Biodiversity Away From Home
In addition to our support of biodiversity at our facility sites (for more information see our last post), we also look for additional opportunities to “do more good” beyond our fence line. This work requires us to form partnerships and leverage the expertise of others.
A great example of this is joining DCs for Bees for our Dublin facility. By aligning our efforts with other data centers, we have been able to have a larger impact than any one of our sites could have achieved individually. Through DCs for Bees, we have also supported native plantings at properties managed by The Irish Native Woodland Trust, extending the benefits across the country.

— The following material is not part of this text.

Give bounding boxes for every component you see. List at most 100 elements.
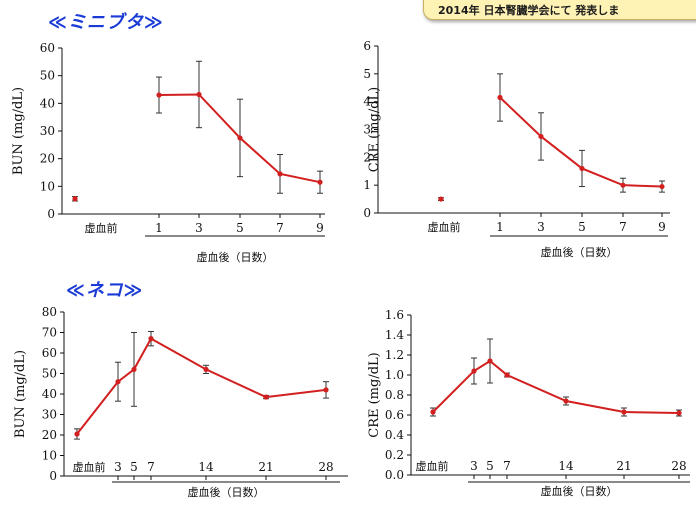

In addition to this active work, many of our other sustainability efforts are intertwined with biodiversity. For example, our supply chain (limited as it may be) consumes resources. Although this applies to the materials that make up each of our facilities, the primary impacts of our supply chain occur as a result of electricity generation. Among these impacts is water consumption – traditional electrical generation consumes large amounts of water. This water is removed from the watershed, impacting both regional habitat and local communities. In our 2021 sustainability report we discussed at length how water consumption is embedded within electricity generation and how we work to minimize water consumption due to our operations and from the electricity we consume. As we pursue our transition to renewable power, the amount of water consumed in our electrical supply chain will decrease significantly. This will reduce our contributions to the biodiversity impacts of water consumption as well as fossil fuel extraction, but we want to do more.
Unfortunately, there aren’t tradable credits for habitat restoration in the same way there are for carbon offsets, renewable energy, and water restoration. Biodiversity gains are more often an additional benefit to projects completed for other purposes. Therefore, our strategy is be selective when purchasing the aforementioned credits. We select projects with multiple benefits to help us work toward several target topics at the same time; why get a vanilla carbon offset credit, when you can get one that also benefits biodiversity! These additional benefits include expanding or preserving wildlife habitat, reducing water stress, and improving communities.

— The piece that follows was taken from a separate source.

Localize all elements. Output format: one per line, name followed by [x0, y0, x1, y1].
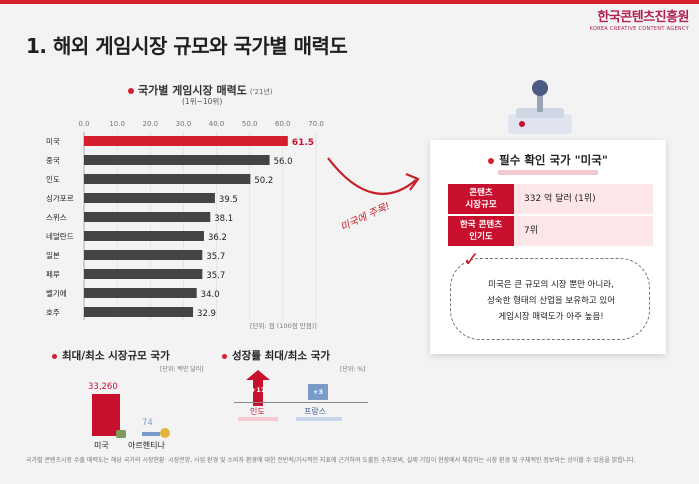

For example, one way that we have pursued this strategy is through the purchase of Water Restoration Certificates® to increase water flows, improving both regional water stress for human use and also local wildlife habitat. Similarly, when we select renewable energy projects, we look for those that don’t have large negative impacts to habitat or biodiversity. By weaving biodiversity through many programs and efforts we can have a larger impact than if we treated it as a stand-alone topic.
We have begun to map out additional offsite efforts to maximize benefits to biodiversity. Possibilities are endless, though a few we are excited about include expanding partnerships with conservation organizations, supporting nature-based carbon removal or emissions reductions projects, and expanding our selective procurement of water restoration and renewable energy credits with additional benefits!